Through the creation of local expertise, by means of specialised training and creation of local skills disability services are now offered across the country.
Water resource management has been improved through the development of a legal framework and specialised training to communities and authorities; resulting in the protection of 40% of Afghan water resources. The Khanabad Irrigation Scheme has been recently rehabilitated and the Khanabad river's main barrage and its secondary canals have been modernised. As a result, irrigation is provided for 35,000 ha serving an agricultural population of 50,000 people. The risks of damage caused by unregulated flows are now also reduced.
Stronger rural communities: 390 district Development Assemblies have been set-up in 2011, enabling community representation at a higher administrative level, and a wider participation of communities in the design and implementation of development programs.
2,317 Saving Groups (54% female) and 85 Enterprise Groups (45% female) have been created, contributing to an increase in savings, inter-loaning, and development of micro rural enterprises recording very low default rates.

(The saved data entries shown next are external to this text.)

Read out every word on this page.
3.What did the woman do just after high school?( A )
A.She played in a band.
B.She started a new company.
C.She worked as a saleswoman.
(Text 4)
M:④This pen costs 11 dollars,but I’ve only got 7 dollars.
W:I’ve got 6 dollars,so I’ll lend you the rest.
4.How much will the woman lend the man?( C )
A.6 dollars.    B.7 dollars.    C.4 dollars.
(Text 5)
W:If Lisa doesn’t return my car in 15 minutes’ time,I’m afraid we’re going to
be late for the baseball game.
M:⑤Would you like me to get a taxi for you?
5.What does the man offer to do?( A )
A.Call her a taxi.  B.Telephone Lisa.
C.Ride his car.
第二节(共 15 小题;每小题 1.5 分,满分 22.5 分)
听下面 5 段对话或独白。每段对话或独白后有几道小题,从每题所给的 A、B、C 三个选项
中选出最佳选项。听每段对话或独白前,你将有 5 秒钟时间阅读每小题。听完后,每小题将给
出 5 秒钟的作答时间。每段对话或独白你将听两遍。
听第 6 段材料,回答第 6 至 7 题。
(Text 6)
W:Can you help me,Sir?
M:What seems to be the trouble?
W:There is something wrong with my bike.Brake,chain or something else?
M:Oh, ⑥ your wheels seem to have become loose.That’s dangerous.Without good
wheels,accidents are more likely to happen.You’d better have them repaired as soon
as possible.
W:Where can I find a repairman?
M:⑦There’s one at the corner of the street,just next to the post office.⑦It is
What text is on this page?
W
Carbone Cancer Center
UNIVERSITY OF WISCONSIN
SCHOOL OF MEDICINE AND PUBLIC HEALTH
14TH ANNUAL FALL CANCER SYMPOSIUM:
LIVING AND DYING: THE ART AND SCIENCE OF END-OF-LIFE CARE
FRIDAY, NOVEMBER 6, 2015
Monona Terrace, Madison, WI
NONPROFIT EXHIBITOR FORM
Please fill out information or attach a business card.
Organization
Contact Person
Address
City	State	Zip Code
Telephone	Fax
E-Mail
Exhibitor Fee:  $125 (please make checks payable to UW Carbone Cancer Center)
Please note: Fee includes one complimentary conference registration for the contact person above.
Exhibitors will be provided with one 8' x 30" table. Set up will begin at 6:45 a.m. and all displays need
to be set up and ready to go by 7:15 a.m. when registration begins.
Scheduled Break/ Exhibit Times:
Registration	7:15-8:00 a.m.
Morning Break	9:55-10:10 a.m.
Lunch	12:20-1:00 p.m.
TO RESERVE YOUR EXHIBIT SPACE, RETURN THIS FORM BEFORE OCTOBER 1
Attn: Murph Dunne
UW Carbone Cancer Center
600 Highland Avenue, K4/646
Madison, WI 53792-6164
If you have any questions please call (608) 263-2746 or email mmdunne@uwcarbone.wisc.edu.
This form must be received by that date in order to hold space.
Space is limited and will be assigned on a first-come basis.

Strengthened horticulture and seeds industry: Tree nurseries and orchards benefited from support to farmers and to about 1,000 nursery growers in 58 districts of 21 provinces.

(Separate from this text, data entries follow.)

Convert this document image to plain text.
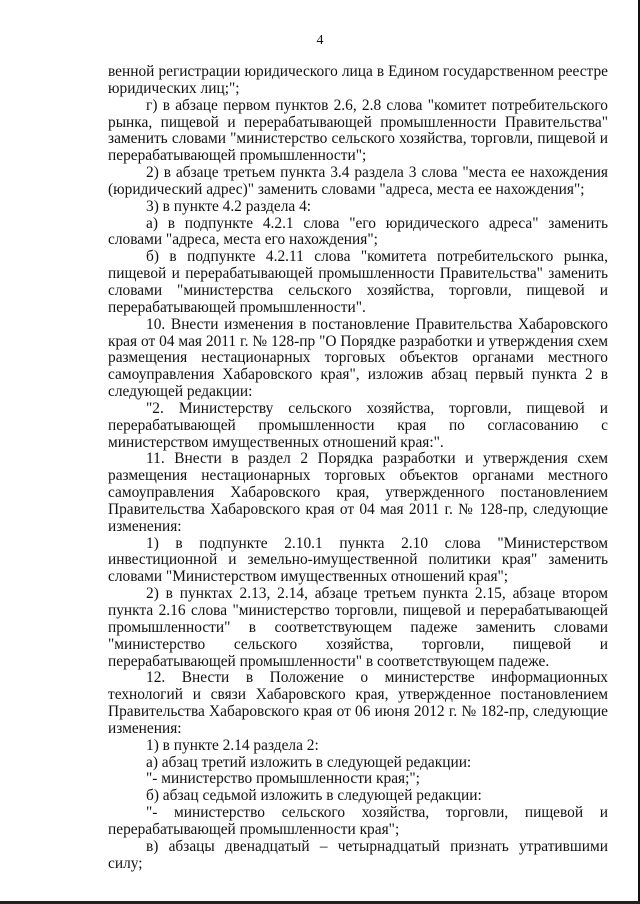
4

венной регистрации юридического лица в Едином государственном реестре юридических лиц;";

г) в абзаце первом пунктов 2.6, 2.8 слова "комитет потребительского рынка, пищевой и перерабатывающей промышленности Правительства" заменить словами "министерство сельского хозяйства, торговли, пищевой и перерабатывающей промышленности";

2) в абзаце третьем пункта 3.4 раздела 3 слова "места ее нахождения (юридический адрес)" заменить словами "адреса, места ее нахождения";

3) в пункте 4.2 раздела 4:

а) в подпункте 4.2.1 слова "его юридического адреса" заменить словами "адреса, места его нахождения";

б) в подпункте 4.2.11 слова "комитета потребительского рынка, пищевой и перерабатывающей промышленности Правительства" заменить словами "министерства сельского хозяйства, торговли, пищевой и перерабатывающей промышленности".

10. Внести изменения в постановление Правительства Хабаровского края от 04 мая 2011 г. № 128-пр "О Порядке разработки и утверждения схем размещения нестационарных торговых объектов органами местного самоуправления Хабаровского края", изложив абзац первый пункта 2 в следующей редакции:

"2. Министерству сельского хозяйства, торговли, пищевой и перерабатывающей промышленности края по согласованию с министерством имущественных отношений края:".

11. Внести в раздел 2 Порядка разработки и утверждения схем размещения нестационарных торговых объектов органами местного самоуправления Хабаровского края, утвержденного постановлением Правительства Хабаровского края от 04 мая 2011 г. № 128-пр, следующие изменения:

1) в подпункте 2.10.1 пункта 2.10 слова "Министерством инвестиционной и земельно-имущественной политики края" заменить словами "Министерством имущественных отношений края";

2) в пунктах 2.13, 2.14, абзаце третьем пункта 2.15, абзаце втором пункта 2.16 слова "министерство торговли, пищевой и перерабатывающей промышленности" в соответствующем падеже заменить словами "министерство сельского хозяйства, торговли, пищевой и перерабатывающей промышленности" в соответствующем падеже.

12. Внести в Положение о министерстве информационных технологий и связи Хабаровского края, утвержденное постановлением Правительства Хабаровского края от 06 июня 2012 г. № 182-пр, следующие изменения:

1) в пункте 2.14 раздела 2:

а) абзац третий изложить в следующей редакции:

"- министерство промышленности края;";

б) абзац седьмой изложить в следующей редакции:

"- министерство сельского хозяйства, торговли, пищевой и перерабатывающей промышленности края";

в) абзацы двенадцатый – четырнадцатый признать утратившими силу;
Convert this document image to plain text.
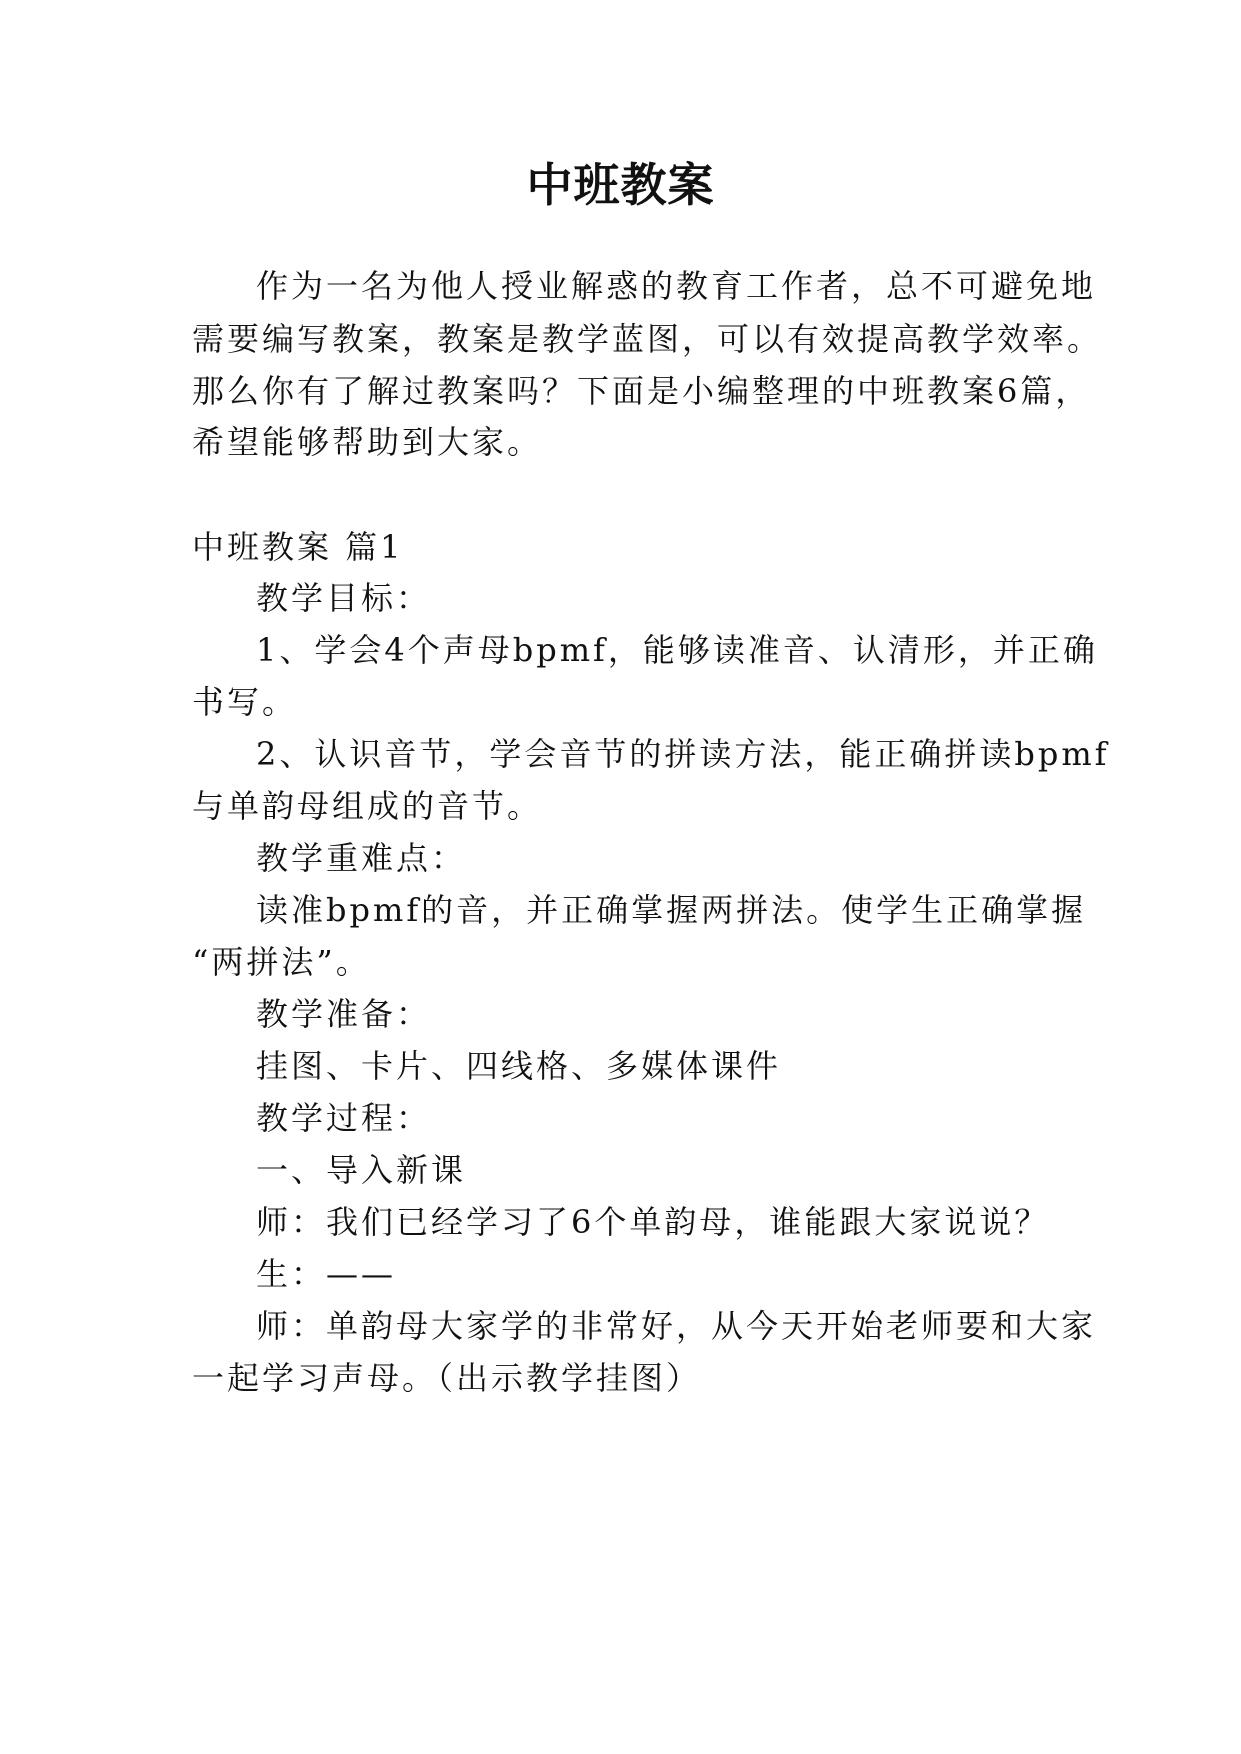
中班教案
作为一名为他人授业解惑的教育工作者，总不可避免地
需要编写教案，教案是教学蓝图，可以有效提高教学效率。
那么你有了解过教案吗？下面是小编整理的中班教案6篇，
希望能够帮助到大家。
中班教案 篇1
教学目标：
1、学会4个声母bpmf，能够读准音、认清形，并正确
书写。
2、认识音节，学会音节的拼读方法，能正确拼读bpmf
与单韵母组成的音节。
教学重难点：
读准bpmf的音，并正确掌握两拼法。使学生正确掌握
“两拼法”。
教学准备：
挂图、卡片、四线格、多媒体课件
教学过程：
一、导入新课
师：我们已经学习了6个单韵母，谁能跟大家说说？
生：——
师：单韵母大家学的非常好，从今天开始老师要和大家
一起学习声母。（出示教学挂图）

6 EU-funded Perennial Horticulture Development Centres (PHDCs) recognised horticulture hubs in the country were created. They maintain the National Collection of fruit varieties (about 850 clones of 15 fruit species).
As part of the Commission-funded Animal Health Development Programme carried out in conjunction with the Ministry of Agriculture, Irrigation and Livestock, a Central Veterinary Diagnostic & Research Laboratory (CVDRL) has been established and is now at work.
It aim is to improve agricultural production in quantity and quality by carrying out effective animal disease surveillance across the country.
Regional cooperation: the busiest port of entry between Afghanistan and Pakistan – Torkham – was set up in November 2007. It now collects 25% of the Afghanistan customs department revenue and is the Government's major source of revenue.